Da mesma forma, entendemos que os alunos participantes desta pesquisa não representam a opinião da totalidade dos alunos do curso de Licenciatura Educação Física da UFSCar. Com isso, pretendemos evitar qualquer tipo de associação, confusão ou generalização dos suejitos desta pesquisa com as respectivas instituições e/ou cursos de graduação.
Apresentação, análise e discussão dos dados
Como forma de preservar o nome dos participantes (alunos e CC) e, no caso dos Coordenadores de Curso de graduação em Educação Física, não associar às suas respectivas instituições de ensino superior, os sujeitos desta pesquisa foram denominados aleatoriamente através de números, como: CC 1, 2, 3... ou, Aluno 1, 2, 3...
A partir dos dados coletados foi possível observar que 50% dos atuais CC que responderam às questões concordam com a inserção de conteúdos relacionados ao componente curricular em uma prova de vestibular, enquanto a outra metade acha inviável.
Como pontos principais daqueles que são a favor da inclusão de temas, podemos destacar a resposta de um dos CC ressaltando que, como parte da Educação Básica, assim como os outros componentes curriculares, a Educação Física deve ter os seus conteúdos trabalhados para esse fim (CC 2).
Outro coordenador, também favorável à tal inclusão, justificou-a destacando a importância do “movimento humano como meio de transmissão de cultura e conhecimento” (CC 3).

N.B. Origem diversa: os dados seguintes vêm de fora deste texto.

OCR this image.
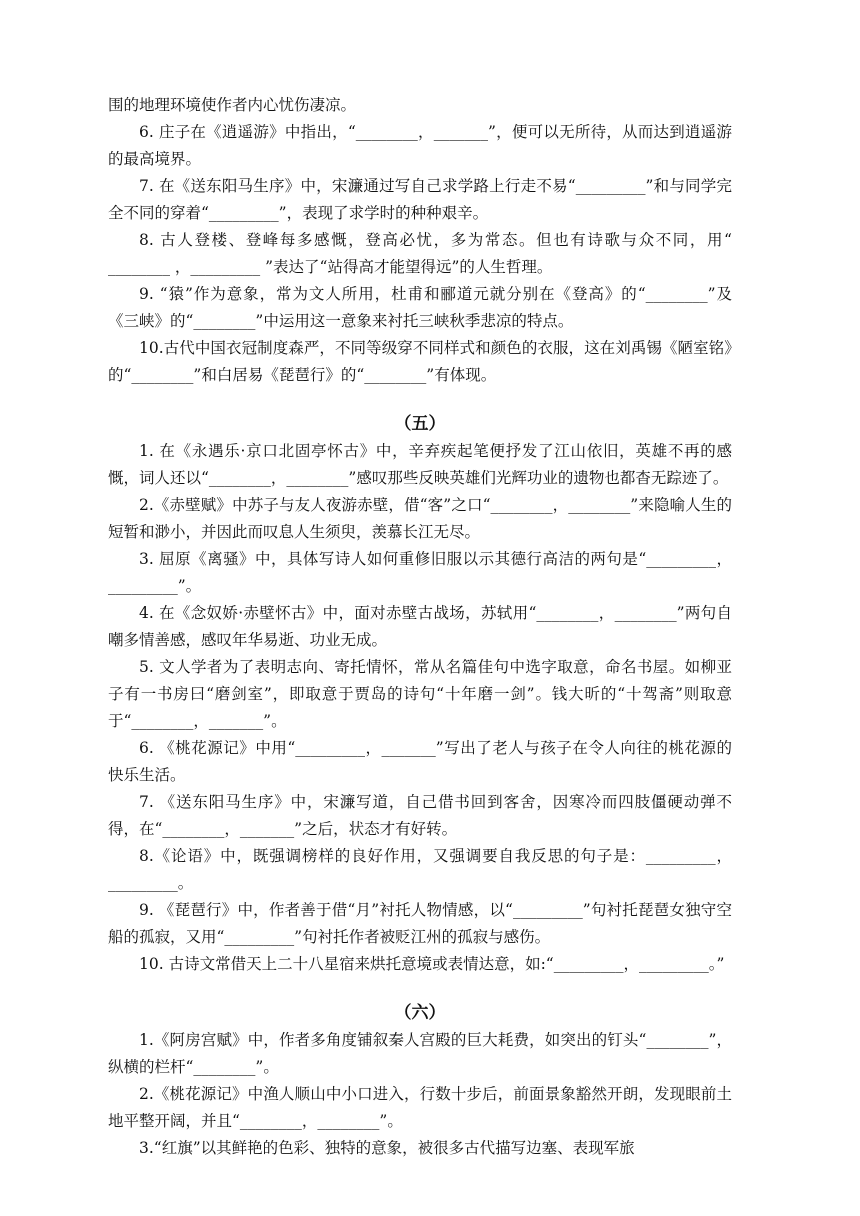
围的地理环境使作者内心忧伤凄凉。

6. 庄子在《逍遥游》中指出，“________，_______”，便可以无所待，从而达到逍遥游的最高境界。

7. 在《送东阳马生序》中，宋濂通过写自己求学路上行走不易“_________”和与同学完全不同的穿着“_________”，表现了求学时的种种艰辛。

8. 古人登楼、登峰每多感慨，登高必忧，多为常态。但也有诗歌与众不同，用“ ________ ，_________ ”表达了“站得高才能望得远”的人生哲理。

9. “猿”作为意象，常为文人所用，杜甫和郦道元就分别在《登高》的“________”及《三峡》的“________”中运用这一意象来衬托三峡秋季悲凉的特点。

10.古代中国衣冠制度森严，不同等级穿不同样式和颜色的衣服，这在刘禹锡《陋室铭》的“________”和白居易《琵琶行》的“________”有体现。

（五）

1. 在《永遇乐·京口北固亭怀古》中，辛弃疾起笔便抒发了江山依旧，英雄不再的感慨，词人还以“________，________”感叹那些反映英雄们光辉功业的遗物也都杳无踪迹了。

2.《赤壁赋》中苏子与友人夜游赤壁，借“客”之口“________，________”来隐喻人生的短暂和渺小，并因此而叹息人生须臾，羡慕长江无尽。

3. 屈原《离骚》中，具体写诗人如何重修旧服以示其德行高洁的两句是“_________，_________”。

4. 在《念奴娇·赤壁怀古》中，面对赤壁古战场，苏轼用“________，________”两句自嘲多情善感，感叹年华易逝、功业无成。

5. 文人学者为了表明志向、寄托情怀，常从名篇佳句中选字取意，命名书屋。如柳亚子有一书房曰“磨剑室”，即取意于贾岛的诗句“十年磨一剑”。钱大昕的“十驾斋”则取意于“________，_______”。

6. 《桃花源记》中用“_________，_______”写出了老人与孩子在令人向往的桃花源的快乐生活。

7. 《送东阳马生序》中，宋濂写道，自己借书回到客舍，因寒冷而四肢僵硬动弹不得，在“________，_______”之后，状态才有好转。

8.《论语》中，既强调榜样的良好作用，又强调要自我反思的句子是：_________，_________。

9. 《琵琶行》中，作者善于借“月”衬托人物情感，以“_________”句衬托琵琶女独守空船的孤寂，又用“_________”句衬托作者被贬江州的孤寂与感伤。

10. 古诗文常借天上二十八星宿来烘托意境或表情达意，如:“_________，_________。”

（六）

1.《阿房宫赋》中，作者多角度铺叙秦人宫殿的巨大耗费，如突出的钉头“________”，纵横的栏杆“________”。

2.《桃花源记》中渔人顺山中小口进入，行数十步后，前面景象豁然开朗，发现眼前土地平整开阔，并且“________，________”。

3.“红旗”以其鲜艳的色彩、独特的意象，被很多古代描写边塞、表现军旅
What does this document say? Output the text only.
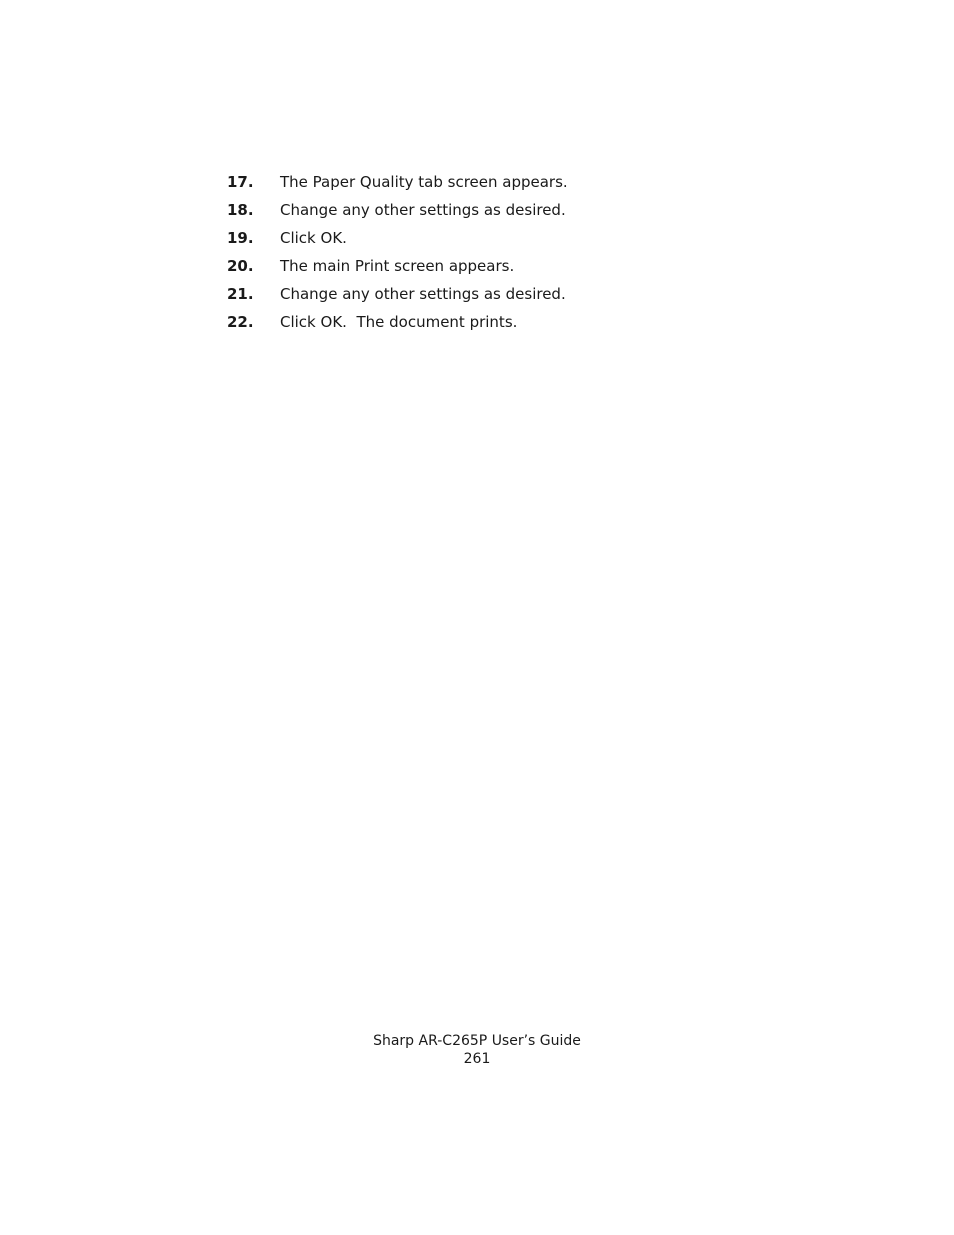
17.	The Paper Quality tab screen appears.
18.	Change any other settings as desired.
19.	Click OK.
20.	The main Print screen appears.
21.	Change any other settings as desired.
22.	Click OK.  The document prints.
Sharp AR-C265P User’s Guide
261
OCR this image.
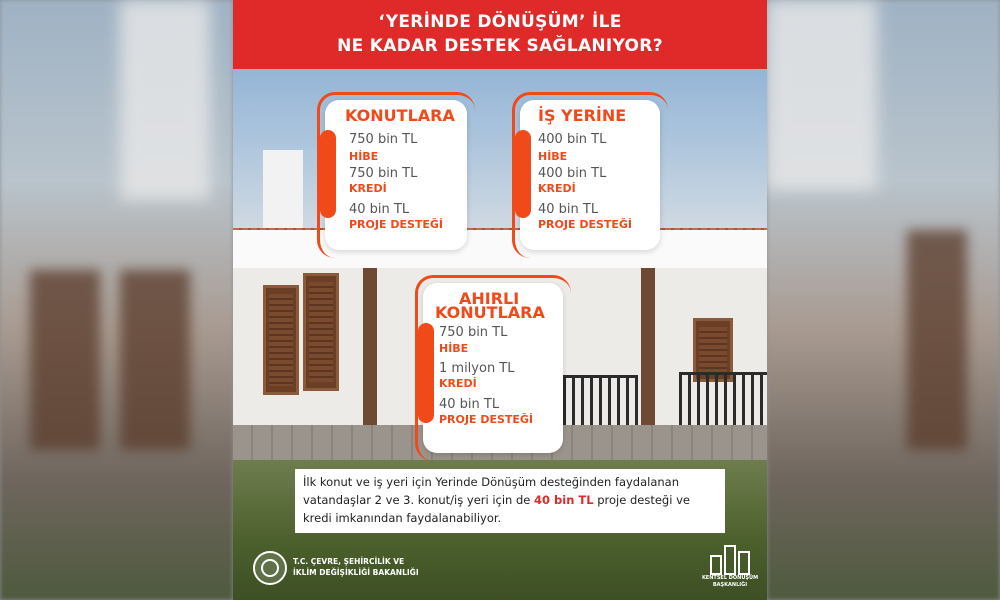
‘YERİNDE DÖNÜŞÜM’ İLE
NE KADAR DESTEK SAĞLANIYOR?
KONUTLARA
750 bin TL
HİBE
750 bin TL
KREDİ
40 bin TL
PROJE DESTEĞİ
İŞ YERİNE
400 bin TL
HİBE
400 bin TL
KREDİ
40 bin TL
PROJE DESTEĞİ
AHIRLI
KONUTLARA
750 bin TL
HİBE
1 milyon TL
KREDİ
40 bin TL
PROJE DESTEĞİ

İlk konut ve iş yeri için Yerinde Dönüşüm desteğinden faydalanan vatandaşlar 2 ve 3. konut/iş yeri için de 40 bin TL proje desteği ve kredi imkanından faydalanabiliyor.

T.C. ÇEVRE, ŞEHİRCİLİK VE
İKLİM DEĞİŞİKLİĞİ BAKANLIĞI
KENTSEL DÖNÜŞÜM
BAŞKANLIĞI
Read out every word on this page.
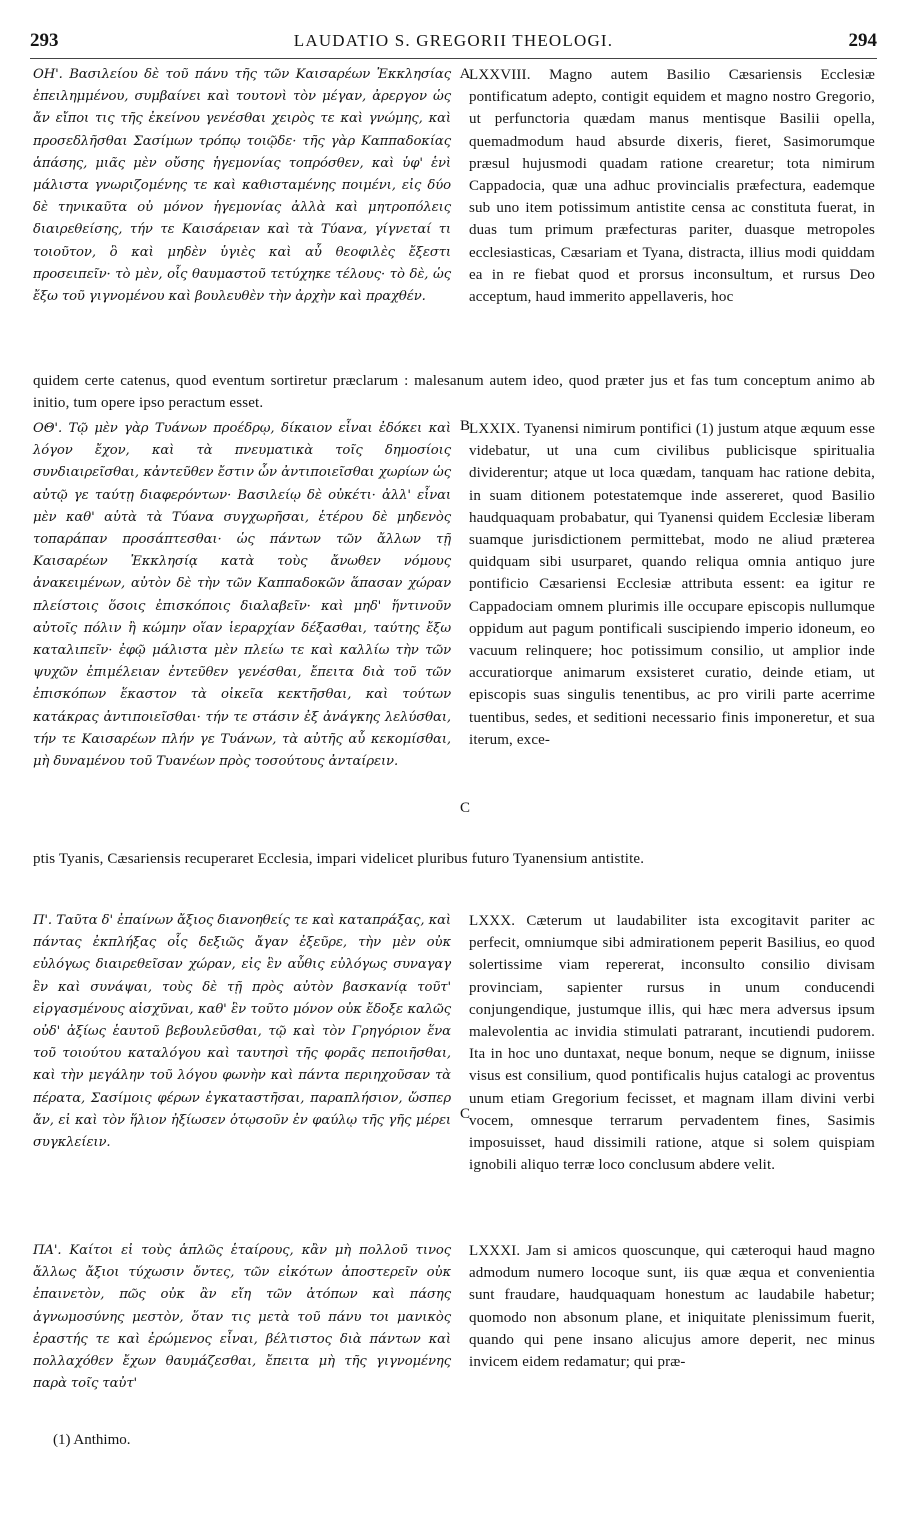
293	LAUDATIO S. GREGORII THEOLOGI.	294
A
B
C
C

ΟΗ'. Βασιλείου δὲ τοῦ πάνυ τῆς τῶν Καισαρέων Ἐκκλησίας ἐπειλημμένου, συμβαίνει καὶ τουτονὶ τὸν μέγαν, ἀρεργον ὡς ἄν εἴποι τις τῆς ἐκείνου γενέσθαι χειρὸς τε καὶ γνώμης, καὶ προσεδλῆσθαι Σασίμων τρόπῳ τοιῷδε· τῆς γὰρ Καππαδοκίας ἁπάσης, μιᾶς μὲν οὔσης ἡγεμονίας τοπρόσθεν, καὶ ὑφ' ἑνὶ μάλιστα γνωριζομένης τε καὶ καθισταμένης ποιμένι, εἰς δύο δὲ τηνικαῦτα οὐ μόνον ἡγεμονίας ἀλλὰ καὶ μητροπόλεις διαιρεθείσης, τήν τε Καισάρειαν καὶ τὰ Τύανα, γίγνεταί τι τοιοῦτον, ὃ καὶ μηδὲν ὑγιὲς καὶ αὖ θεοφιλὲς ἔξεστι προσειπεῖν· τὸ μὲν, οἷς θαυμαστοῦ τετύχηκε τέλους· τὸ δὲ, ὡς ἔξω τοῦ γιγνομένου καὶ βουλευθὲν τὴν ἀρχὴν καὶ πραχθέν.

LXXVIII. Magno autem Basilio Cæsariensis Ecclesiæ pontificatum adepto, contigit equidem et magno nostro Gregorio, ut perfunctoria quædam manus mentisque Basilii opella, quemadmodum haud absurde dixeris, fieret, Sasimorumque præsul hujusmodi quadam ratione crearetur; tota nimirum Cappadocia, quæ una adhuc provincialis præfectura, eademque sub uno item potissimum antistite censa ac constituta fuerat, in duas tum primum præfecturas pariter, duasque metropoles ecclesiasticas, Cæsariam et Tyana, distracta, illius modi quiddam ea in re fiebat quod et prorsus inconsultum, et rursus Deo acceptum, haud immerito appellaveris, hoc

quidem certe catenus, quod eventum sortiretur præclarum : malesanum autem ideo, quod præter jus et fas tum conceptum animo ab initio, tum opere ipso peractum esset.

ΟΘ'. Τῷ μὲν γὰρ Τυάνων προέδρῳ, δίκαιον εἶναι ἐδόκει καὶ λόγον ἔχον, καὶ τὰ πνευματικὰ τοῖς δημοσίοις συνδιαιρεῖσθαι, κἀντεῦθεν ἔστιν ὧν ἀντιποιεῖσθαι χωρίων ὡς αὐτῷ γε ταύτῃ διαφερόντων· Βασιλείῳ δὲ οὐκέτι· ἀλλ' εἶναι μὲν καθ' αὑτὰ τὰ Τύανα συγχωρῆσαι, ἑτέρου δὲ μηδενὸς τοπαράπαν προσάπτεσθαι· ὡς πάντων τῶν ἄλλων τῇ Καισαρέων Ἐκκλησίᾳ κατὰ τοὺς ἄνωθεν νόμους ἀνακειμένων, αὐτὸν δὲ τὴν τῶν Καππαδοκῶν ἅπασαν χώραν πλείστοις ὅσοις ἐπισκόποις διαλαβεῖν· καὶ μηδ' ἥντινοῦν αὐτοῖς πόλιν ἢ κώμην οἵαν ἱεραρχίαν δέξασθαι, ταύτης ἔξω καταλιπεῖν· ἐφῷ μάλιστα μὲν πλείω τε καὶ καλλίω τὴν τῶν ψυχῶν ἐπιμέλειαν ἐντεῦθεν γενέσθαι, ἔπειτα διὰ τοῦ τῶν ἐπισκόπων ἕκαστον τὰ οἰκεῖα κεκτῆσθαι, καὶ τούτων κατάκρας ἀντιποιεῖσθαι· τήν τε στάσιν ἐξ ἀνάγκης λελύσθαι, τήν τε Καισαρέων πλήν γε Τυάνων, τὰ αὐτῆς αὖ κεκομίσθαι, μὴ δυναμένου τοῦ Τυανέων πρὸς τοσούτους ἀνταίρειν.

LXXIX. Tyanensi nimirum pontifici (1) justum atque æquum esse videbatur, ut una cum civilibus publicisque spiritualia dividerentur; atque ut loca quædam, tanquam hac ratione debita, in suam ditionem potestatemque inde assereret, quod Basilio haudquaquam probabatur, qui Tyanensi quidem Ecclesiæ liberam suamque jurisdictionem permittebat, modo ne aliud præterea quidquam sibi usurparet, quando reliqua omnia antiquo jure pontificio Cæsariensi Ecclesiæ attributa essent: ea igitur re Cappadociam omnem plurimis ille occupare episcopis nullumque oppidum aut pagum pontificali suscipiendo imperio idoneum, eo vacuum relinquere; hoc potissimum consilio, ut amplior inde accuratiorque animarum exsisteret curatio, deinde etiam, ut episcopis suas singulis tenentibus, ac pro virili parte acerrime tuentibus, sedes, et seditioni necessario finis imponeretur, et sua iterum, exce-

ptis Tyanis, Cæsariensis recuperaret Ecclesia, impari videlicet pluribus futuro Tyanensium antistite.

Π'. Ταῦτα δ' ἐπαίνων ἄξιος διανοηθείς τε καὶ καταπράξας, καὶ πάντας ἐκπλήξας οἷς δεξιῶς ἄγαν ἐξεῦρε, τὴν μὲν οὐκ εὐλόγως διαιρεθεῖσαν χώραν, εἰς ἓν αὖθις εὐλόγως συναγαγ ἓν καὶ συνάψαι, τοὺς δὲ τῇ πρὸς αὐτὸν βασκανίᾳ τοῦτ' εἰργασμένους αἰσχῦναι, καθ' ἓν τοῦτο μόνον οὐκ ἔδοξε καλῶς οὐδ' ἀξίως ἑαυτοῦ βεβουλεῦσθαι, τῷ καὶ τὸν Γρηγόριον ἕνα τοῦ τοιούτου καταλόγου καὶ ταυτησὶ τῆς φορᾶς πεποιῆσθαι, καὶ τὴν μεγάλην τοῦ λόγου φωνὴν καὶ πάντα περιηχοῦσαν τὰ πέρατα, Σασίμοις φέρων ἐγκαταστῆσαι, παραπλήσιον, ὥσπερ ἄν, εἰ καὶ τὸν ἥλιον ἠξίωσεν ὁτῳσοῦν ἐν φαύλῳ τῆς γῆς μέρει συγκλείειν.

LXXX. Cæterum ut laudabiliter ista excogitavit pariter ac perfecit, omniumque sibi admirationem peperit Basilius, eo quod solertissime viam repererat, inconsulto consilio divisam provinciam, sapienter rursus in unum conducendi conjungendique, justumque illis, qui hæc mera adversus ipsum malevolentia ac invidia stimulati patrarant, incutiendi pudorem. Ita in hoc uno duntaxat, neque bonum, neque se dignum, iniisse visus est consilium, quod pontificalis hujus catalogi ac proventus unum etiam Gregorium fecisset, et magnam illam divini verbi vocem, omnesque terrarum pervadentem fines, Sasimis imposuisset, haud dissimili ratione, atque si solem quispiam ignobili aliquo terræ loco conclusum abdere velit.

ΠΑ'. Καίτοι εἰ τοὺς ἁπλῶς ἑταίρους, κἂν μὴ πολλοῦ τινος ἄλλως ἄξιοι τύχωσιν ὄντες, τῶν εἰκότων ἀποστερεῖν οὐκ ἐπαινετὸν, πῶς οὐκ ἂν εἴη τῶν ἀτόπων καὶ πάσης ἀγνωμοσύνης μεστὸν, ὅταν τις μετὰ τοῦ πάνυ τοι μανικὸς ἐραστής τε καὶ ἐρώμενος εἶναι, βέλτιστος διὰ πάντων καὶ πολλαχόθεν ἔχων θαυμάζεσθαι, ἔπειτα μὴ τῆς γιγνομένης παρὰ τοῖς ταὐτ'

LXXXI. Jam si amicos quoscunque, qui cæteroqui haud magno admodum numero locoque sunt, iis quæ æqua et convenientia sunt fraudare, haudquaquam honestum ac laudabile habetur; quomodo non absonum plane, et iniquitate plenissimum fuerit, quando qui pene insano alicujus amore deperit, nec minus invicem eidem redamatur; qui præ-

(1) Anthimo.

Nesse sentido, Medina (1986, p.34) anunciava que o componente curricular Educação Física deve ser entendido como “disciplina que se utiliza do corpo, através de seus movimentos, para desenvolver um processo educativo que contribua para o crescimento de todas as dimensões humanas”.
Um dos alunos participantes da pesquisa, por sua vez, justifica a inclusão do componente curricular com a seguinte afirmação:
Acredito que o vestibular em Educação Física seria muito proveitoso, tanto para os vestibulandos quanto para os professores do ensino fundamental e médio. Para os alunos seria bom para que eles ingressassem no ensino superior com um conhecimento mais abrangente de cultura corporal e, por outro lado, seria bom para os professores, pois haveria maior seriedade com relação à disciplina (Aluno 7).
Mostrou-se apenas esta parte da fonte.